Both points illustrate the biggest difference in the TDD mindset versus whatever it is called that I do. (design by intuition?)
The fact that I didn’t have a test for every path that I created didn’t really concern me, because I was focused on getting the blinker pattern to work. If that blinker pattern test failed, then I might go in to my code and make sure that what I wrote was really what I meant, or maybe I’d even throw it all out and start from scratch. But I wouldn’t worry about covering all corners of this version until I was confident I was on the right track.
As for the second point, I use tests to catch errors, not to tell me what to write. I wouldn’t write code that returns a hard-coded list of values just to pass a test, unless I actually thought I could solve the real problem by doing that.
Anyhow, we got everything working pretty quickly this second time. You can see the output from my fourth pairing here.
After you download that code, you can run the tests like this: $ python life.py .. -------------------------------------------------------------------- Ran 2 tests in 0.001s
Those two dots mean that my two tests passed. I spent the remainder of the time showing how to use the interactive interpreter and how to write doctests. I’ve tested a few of the patterns from the wikipedia page, and my code seems to do the right thing, but I’m not absolutely convinced that this implementation is correct.Fifth pairing
I worked with two guys and we used ruby and rspec. I described the algorithm that I had used in the last two times, and we decided to work on building that.
We went with the approach of not writing any more code than was required to satisfy the tests.
So, first, we wrote some tests to instantiate a cell class, then we wrote some tests to call a neighbors method on the cell class and verify that it return a list of eight things, and then we verified that the first and last and elements in the neighbors list were at the position that we expected them to be at.

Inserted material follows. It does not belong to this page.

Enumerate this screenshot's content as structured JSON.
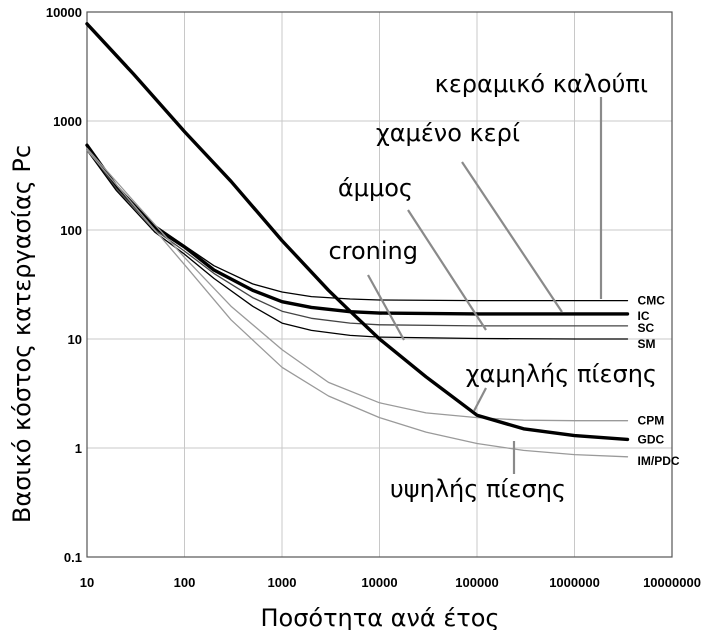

Then we started work on the grid class. We wanted to make sure that two different objects with the same values for their x and y attributes would be considered equal. But none of us knew how to redefine the == operator in ruby, and while we were researching this, the time ran out.
Again, I felt like we had fallen into the trap of slicing off trivial subsets of the real problem, and solving them, rather than attacking the real problem.
Writing tests to check for errors (which is what I do) is not test-driven development. I daydream about solutions until I find one that I like, and then I build it, and I see if it works by writing tests to cover all the use cases I can think of.
My design comes from idle thoughts and doodles on my notepad, not from the testing.
Final note: I’ve tried my best to keep any generalizations and extrapolations out of this post. I don’t mean for this to be seen as an attack on anyone’s style of work. I’m very, very grateful for everything I’ve learned about how to write tests for software from the TDD community.